Je suis comme tout le monde: évidemment j'avais entendu parler de Clearstream, mais en fait, on m'avait plus parlé d'une affaire politique avec de Villepin, Sarkozy, et Chirac en guest star plutôt que de ce qui se passait réellement à Clearstream- même. Moi, ce que je voulais comprendre, c'est ce qu'était Clearstream, comment ça fonctionnait, et quel était le problème... Du coup, je suis directement allée voir Denis Robert lui-même. Vraiment pas facile de le coincer. Même presque du genre mission impossible. Et puis un jour je retélephone à l'attachée de presse de Denis Robert qui me dit: " Vous pouvez être aux éditions "Les arènes" dans une demi- heure ?". Je négocie à trois quarts d'heure, fonce comme une dératée et hop, Denis Robert était là, devant le micro, dans un petit jardin intérieur, petits oiseaux qui cuicuitent et portes qui claquent. J'avais droit à une demi-heure de questions candides : voilà le travail...

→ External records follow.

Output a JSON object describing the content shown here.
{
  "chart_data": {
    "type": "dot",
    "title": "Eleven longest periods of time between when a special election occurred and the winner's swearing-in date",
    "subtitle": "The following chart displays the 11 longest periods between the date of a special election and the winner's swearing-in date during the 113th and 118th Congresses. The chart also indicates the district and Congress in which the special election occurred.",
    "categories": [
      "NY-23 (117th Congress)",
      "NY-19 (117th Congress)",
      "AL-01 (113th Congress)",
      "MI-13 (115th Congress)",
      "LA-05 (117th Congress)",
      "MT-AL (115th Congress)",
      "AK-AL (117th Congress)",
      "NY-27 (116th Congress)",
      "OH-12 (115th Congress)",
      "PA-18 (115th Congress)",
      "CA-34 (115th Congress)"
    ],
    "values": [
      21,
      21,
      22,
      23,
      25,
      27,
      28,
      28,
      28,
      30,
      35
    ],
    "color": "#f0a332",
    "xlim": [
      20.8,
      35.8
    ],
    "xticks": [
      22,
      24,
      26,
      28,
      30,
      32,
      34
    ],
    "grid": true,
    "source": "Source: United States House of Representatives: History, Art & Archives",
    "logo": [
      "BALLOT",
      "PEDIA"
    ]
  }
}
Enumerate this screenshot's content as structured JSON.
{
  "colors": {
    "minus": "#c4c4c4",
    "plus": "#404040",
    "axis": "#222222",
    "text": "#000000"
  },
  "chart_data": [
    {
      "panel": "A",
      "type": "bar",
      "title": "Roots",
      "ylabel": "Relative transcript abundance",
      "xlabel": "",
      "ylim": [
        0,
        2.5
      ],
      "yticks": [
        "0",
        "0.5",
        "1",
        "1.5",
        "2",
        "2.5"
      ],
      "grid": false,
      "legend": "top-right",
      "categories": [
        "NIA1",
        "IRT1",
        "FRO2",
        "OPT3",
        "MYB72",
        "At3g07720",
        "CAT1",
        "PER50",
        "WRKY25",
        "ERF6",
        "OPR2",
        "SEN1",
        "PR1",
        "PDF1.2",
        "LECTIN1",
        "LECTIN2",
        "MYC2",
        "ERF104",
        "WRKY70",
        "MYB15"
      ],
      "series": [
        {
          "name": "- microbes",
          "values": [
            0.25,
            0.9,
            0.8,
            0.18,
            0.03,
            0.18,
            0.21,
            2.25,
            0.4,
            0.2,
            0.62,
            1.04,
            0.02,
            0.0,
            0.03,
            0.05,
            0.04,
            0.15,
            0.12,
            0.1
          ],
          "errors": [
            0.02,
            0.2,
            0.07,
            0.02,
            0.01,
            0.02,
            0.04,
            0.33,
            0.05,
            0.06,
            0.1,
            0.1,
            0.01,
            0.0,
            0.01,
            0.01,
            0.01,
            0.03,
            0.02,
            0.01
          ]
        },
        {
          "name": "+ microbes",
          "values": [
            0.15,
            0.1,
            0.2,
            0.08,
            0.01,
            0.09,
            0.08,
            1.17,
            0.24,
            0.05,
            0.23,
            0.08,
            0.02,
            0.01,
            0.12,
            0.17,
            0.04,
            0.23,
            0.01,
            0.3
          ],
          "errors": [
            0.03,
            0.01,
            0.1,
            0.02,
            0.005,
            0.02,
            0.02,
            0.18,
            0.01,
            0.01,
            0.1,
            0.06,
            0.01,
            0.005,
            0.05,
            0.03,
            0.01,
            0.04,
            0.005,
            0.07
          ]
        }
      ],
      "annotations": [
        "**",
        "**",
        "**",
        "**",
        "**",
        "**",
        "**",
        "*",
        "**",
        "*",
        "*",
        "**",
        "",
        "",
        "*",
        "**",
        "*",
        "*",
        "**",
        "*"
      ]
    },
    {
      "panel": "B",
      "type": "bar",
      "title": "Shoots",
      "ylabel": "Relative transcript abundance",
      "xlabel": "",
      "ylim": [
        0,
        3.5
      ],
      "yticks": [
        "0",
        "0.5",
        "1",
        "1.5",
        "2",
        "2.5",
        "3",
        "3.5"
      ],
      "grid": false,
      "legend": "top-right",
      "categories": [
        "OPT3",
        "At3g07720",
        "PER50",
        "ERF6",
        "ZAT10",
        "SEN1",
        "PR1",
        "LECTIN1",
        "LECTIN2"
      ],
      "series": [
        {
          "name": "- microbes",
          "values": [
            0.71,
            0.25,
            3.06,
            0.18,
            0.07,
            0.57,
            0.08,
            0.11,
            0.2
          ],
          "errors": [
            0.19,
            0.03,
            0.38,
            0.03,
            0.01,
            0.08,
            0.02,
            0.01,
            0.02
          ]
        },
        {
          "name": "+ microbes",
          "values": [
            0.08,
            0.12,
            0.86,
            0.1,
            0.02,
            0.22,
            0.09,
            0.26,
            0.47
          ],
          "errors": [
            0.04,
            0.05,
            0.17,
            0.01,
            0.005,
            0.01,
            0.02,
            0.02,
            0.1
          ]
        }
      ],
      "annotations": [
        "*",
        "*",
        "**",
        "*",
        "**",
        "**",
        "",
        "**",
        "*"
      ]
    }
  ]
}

Finalement le commun des mortels ne comprend rien à l'affaire Clearstream à proprement parler, c'est-à-dire la première affaire Clearstream, pas celle qui concerne les politiques ... vous pouvez nous expliquer ?

Denis Robert :L'affaire Clearstream, c'est en fait le combat qu'il y a entre moi en tant qu'écrivain - et quelques amis avec qui j'ai fait des films - , et cette multinationnale de la finance donc qui s'appelle Clearstream, qui était la propriété des banques les plus importantes de la planète, qui a été fondée au debut des années 70, et qui aujourd'hui appartient, suite à mes livres d'ailleurs, à la Deutsch Borse Clearing qui est la société de bourse allemande. Clearstream, c'est d'abord un monstre informatique, qui brasse énormement d'argent. En 2001, j'avais calculé que 250 fois le budget de France passait par les canaux informatiques de Clearstream qui archive aussi énormement de données financières et énormement de valeurs aussi : c'est de l'ordre de... on va dire 50 fois le budget de la France qui sont dans ses coffres, dans ses coffres-forts électroniques.

La fonction de Clearstream est triple:
- c'est une société qui transfère des fonds et des valeurs un peu partout sur la planète.
- elle archive comme je vous l'ai dit : c'est donc aussi un notaire, elle identifie les propriétaire de ses valeurs et de ses titres.
- et c'est aussi une banque qui cautionne des prêts bancaires, qui cautionne des emprunts, enfin qui prête et qui emprunte. Dans la crise argentine par exemple, c'est Clearstream qui communiquait au nom des banques.

Mon premier livre, mon enquête en tout cas, a permis de révèler l'existence de ces multinationnales de la finance où sont concentrées énormement d'informations financières, et d'éclairer le fonctionnement complètement trouble et opaque de cette multinationale. Et donc l'accusation que je porte est qu' une des fonctions de cette multinationale est de dissimuler des transactions. Et ensuite je vais même plus loin dans cette enquête puisque je prouve qu' elle efface aussi des transactions pour empêcher que le fisc ne se mêle de ces fameuses transactions, parce que si on coupe le lien entre un acheteur et un vendeur, il n'y a plus de traces possibles entre les deux. Voilà. Et donc c'est une accusation assez lourde que je porte.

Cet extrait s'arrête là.